Statistical analysis
Data were analyzed from May 11th through May 20th, 2020. All participants who completed the questionnaire were included in the analysis. Categorical variables were expressed as numbers (frequencies) and compared between groups using the χ2 test. Continuous variables were tested for normality using the Kolmogorov-Smirnov test and expressed as mean (standard deviation) (SD) or median and Interquartile Range (IQR), depending on the normal or non-normal distribution of the variable, respectively. Continuous variables were subsequently compared between groups with the independent samples t-test or non-parametric tests, as appropriate.
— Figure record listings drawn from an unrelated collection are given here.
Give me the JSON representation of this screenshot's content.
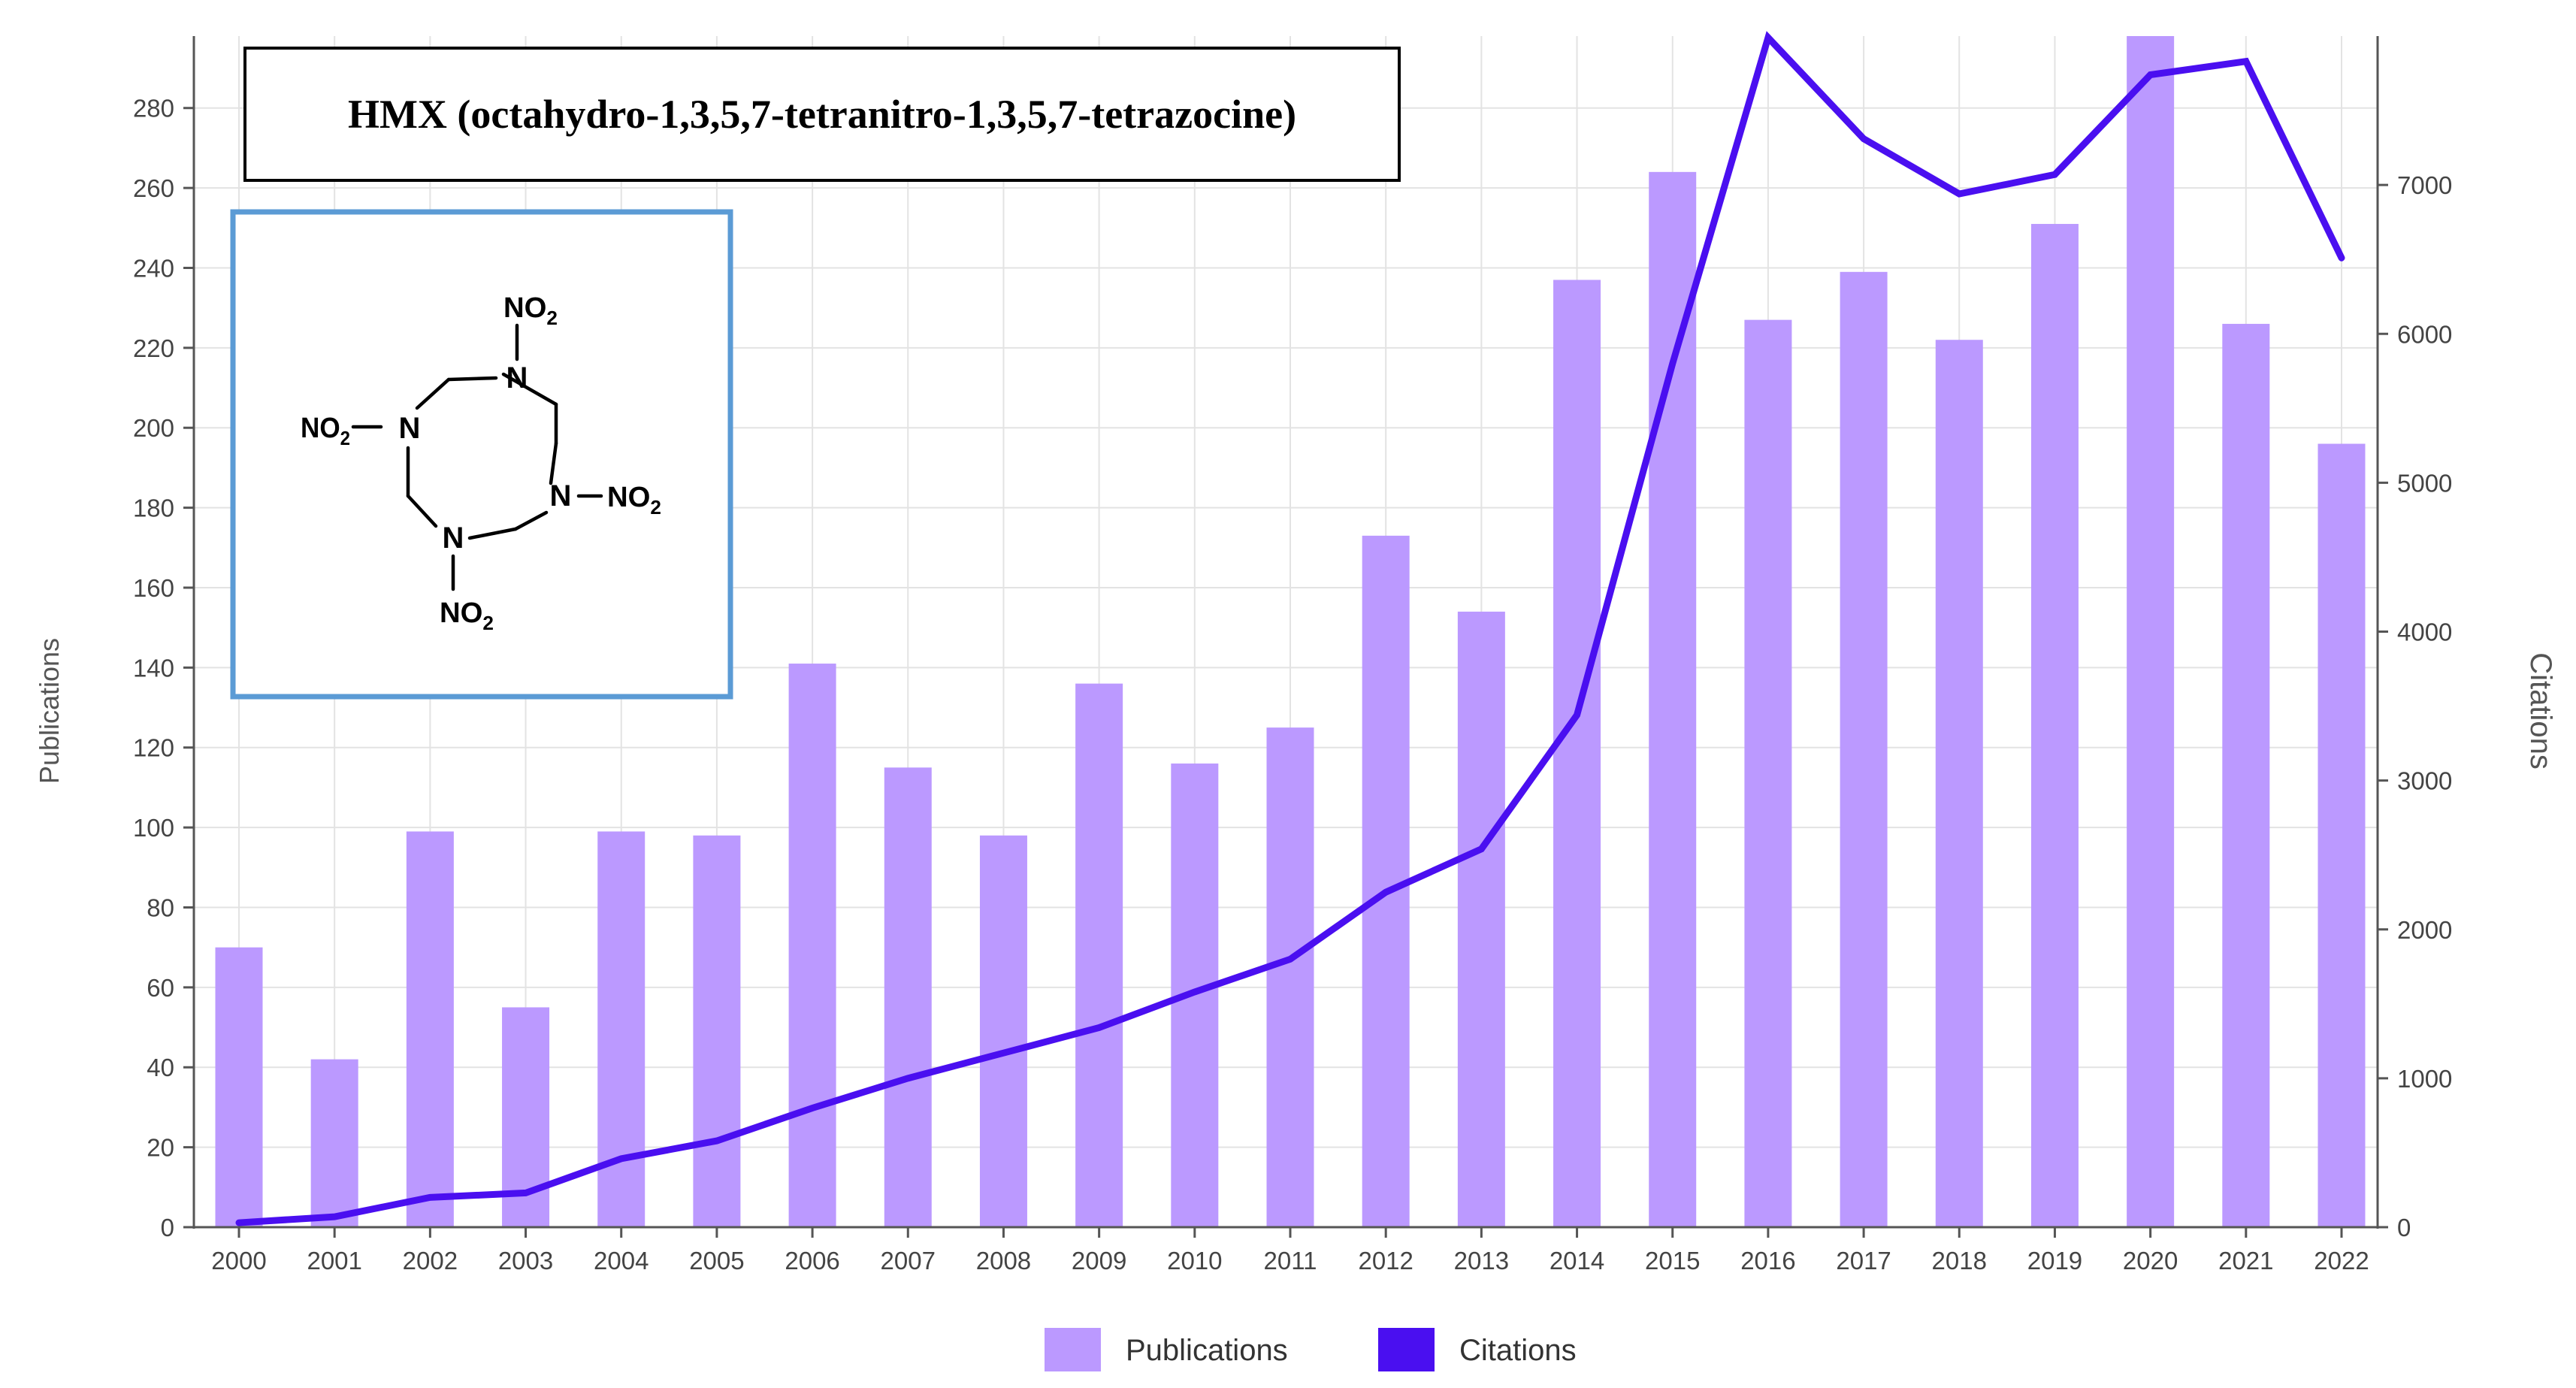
{
  "chart_data": {
    "type": "bar+line",
    "title": "HMX (octahydro-1,3,5,7-tetranitro-1,3,5,7-tetrazocine)",
    "categories": [
      "2000",
      "2001",
      "2002",
      "2003",
      "2004",
      "2005",
      "2006",
      "2007",
      "2008",
      "2009",
      "2010",
      "2011",
      "2012",
      "2013",
      "2014",
      "2015",
      "2016",
      "2017",
      "2018",
      "2019",
      "2020",
      "2021",
      "2022"
    ],
    "series": [
      {
        "name": "Publications",
        "type": "bar",
        "axis": "left",
        "color": "#bb99ff",
        "values": [
          70,
          42,
          99,
          55,
          99,
          98,
          141,
          115,
          98,
          136,
          116,
          125,
          173,
          154,
          237,
          264,
          227,
          239,
          222,
          251,
          298,
          226,
          196
        ]
      },
      {
        "name": "Citations",
        "type": "line",
        "axis": "right",
        "color": "#4a0ff0",
        "values": [
          30,
          70,
          200,
          230,
          460,
          580,
          800,
          1000,
          1170,
          1340,
          1580,
          1800,
          2250,
          2540,
          3440,
          5800,
          7990,
          7310,
          6940,
          7070,
          7740,
          7830,
          6510
        ]
      }
    ],
    "ylabel": "Publications",
    "ylabel_right": "Citations",
    "ylim": [
      0,
      298
    ],
    "ylim_right": [
      0,
      8000
    ],
    "yticks": [
      0,
      20,
      40,
      60,
      80,
      100,
      120,
      140,
      160,
      180,
      200,
      220,
      240,
      260,
      280
    ],
    "yticks_right": [
      0,
      1000,
      2000,
      3000,
      4000,
      5000,
      6000,
      7000
    ],
    "grid": true,
    "legend": "bottom-center",
    "inset": {
      "caption": "HMX structure",
      "atoms": [
        "N",
        "N",
        "N",
        "N"
      ],
      "nitro_groups": [
        "NO2",
        "NO2",
        "NO2",
        "NO2"
      ]
    }
  }
}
Internal consistency of Nurse Parent Support Tool (NPST) and State-Trait Anxiety Inventory–Form Y (STAI-Y) was assessed employing Cronbach's α.
Univariate binary logistic regression models were used to examine correlations between STATE-A score (>=40 vs <40) and variables of interest: TRAIT-A score (>=40 vs <40), NPST score (<=4.23 vs >4.23), maternal age (<=35 years vs >35 years), parity (primiparous vs multiparous), mode of delivery (caesarean section vs vaginal delivery), marital status (single vs in a stable relationship), maternal education (>13 vs <=13 years), “SSN room” vs “private room”. Univariate binary logistic regression models were further used to examine correlations between exclusive breastfeeding at discharge (yes vs no) and variables of interest: maternal age (<=35 vs >35 years), parity (primiparous vs multiparous), mode of delivery (caesarean section vs vaginal delivery), STATE-A score, (>=40 vs <40), TRAIT-A score (>=40 vs <40), NPST score (<=4.23 vs >4.23), ante-natal class attendance (yes vs no), a priori choice to exclusively breastfeed (yes vs no). Variables significantly associated with the outcome were then fit in multivariable logistic regression models. For analysis purposes, NPST scores and maternal age were divided into two groups according to their median values.
Statistical significance was set at 2-sided P<.05. Statistical analysis was performed with SPSS version 21 statistic software package (SPSS Inc., Chicago, IL, USA).